Okanagan Crush Pad (OCP) has quickly built a reputation as a premium wine producer, receiving many awards and accolades from the world’s top wine critics since its launch in 2011. Our chief winemaker, Matt Dumayne, brings unparalleled insight and passion to the OCP cellar with a particular interest in low intervention and organic wine production. With Matt at the helm, OCP’s wines (even ones that are typically aged in oak barrels) are aged and fermented in state-of-the-art concrete and amphorae tanks. This method contributes to the authentic taste of our wine as these tanks are neutral and therefore do not impact the taste of the grapes.
While concrete tanks have been popular since the 19th century for both fermentation and maturation, the popularity of concrete waned as stainless steel became more popular in the 1970s. Nevertheless, concrete eggs have been gaining in popularity once again with more innovative producers around the world over the last 20 years. The overall influence of concrete on wine quality is also very much appreciated by such premium producers as Bordeaux’s Petrus, Michel Chapoutier, and Alberto Antonini.
OCP is the first Canadian winery to invest in concrete fermentation tanks in a significant way. Currently, the winery has 40 large vessels that can hold 120,000 litres (13,000 cases). Six black concrete eggs were made by Sonoma Cast Stone, 25 tanks of various shapes and sizes are made by Nico Velo in Italy, and 9 tanks were made right here at home in Summerland by co-owner Steve Lornie. Furthermore, sand and gravel from each of our three vineyards – Secrest Mountain in Oliver, and Switchback and Garnet Valley Ranch, both in Summerland – were collected for us in construction of three 300 litre tanks from each site to add nine new tanks to OCP’s inventory. Each tank was filled with a lot of wine with the goal of evaluating the flavour profile impact of the specific sand and gravel on the wine. Based on findings, larger versions of the tanks will be constructed using the material from one site.

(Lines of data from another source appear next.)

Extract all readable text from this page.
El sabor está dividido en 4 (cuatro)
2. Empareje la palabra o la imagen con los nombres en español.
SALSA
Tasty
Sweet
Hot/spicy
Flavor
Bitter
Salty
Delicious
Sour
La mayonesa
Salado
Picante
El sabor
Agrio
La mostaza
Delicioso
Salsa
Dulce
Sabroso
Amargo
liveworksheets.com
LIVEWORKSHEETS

More and more winemakers are adopting concrete as they have discovered that it provides the benefits of oak, but without any of their negative aspects (ever had an overly oaked Chardonnay?). One of the much-appreciated benefits of concrete eggs is due to the fact that its shape offers a high level of contact between the wine and the lees which contributes to the beautiful viscous texture that is so commonly a trademark of OCP wines.
Concrete is also a natural insulator, able to adapt to both heat and cold. This allows for a gradual fermentation without any temperature spikes, especially important for wines made without commercial yeasts, such as those crafted by Matt Dumayne.
While stainless steel allows no oxygen into the tank, concrete is somewhat porous which allows a gradual micro-oxygenation, thus allowing the wine to breathe and evolve. This is one of the reasons that wine fermented and aged in concrete have not only a noticeable preservation of fruit flavour but also an appealing round mouthfeel, somewhat similar to oak, only without the often-overbearing notes of sweet vanilla and coconut found in wines that are fermented and aged in new oak.
It is important to remember that oak is much like cooking with salt. A little high-quality oak can enhance some qualities, but too much and it’s all you can taste! If you are on the hunt for wines that truly reflect the terroir in which they are grown, it’s time to experiment with wines raised in concrete and enjoy all of the many benefits that these low-intervention wines can offer.
For some excellent examples of how wines raised in concrete will differ from those fermented and aged in oak, be sure to look out for such wines as Free Form Vin Gris, Haywire Switchback Vineyard Pinot Gris, and Narrative Non-Fiction.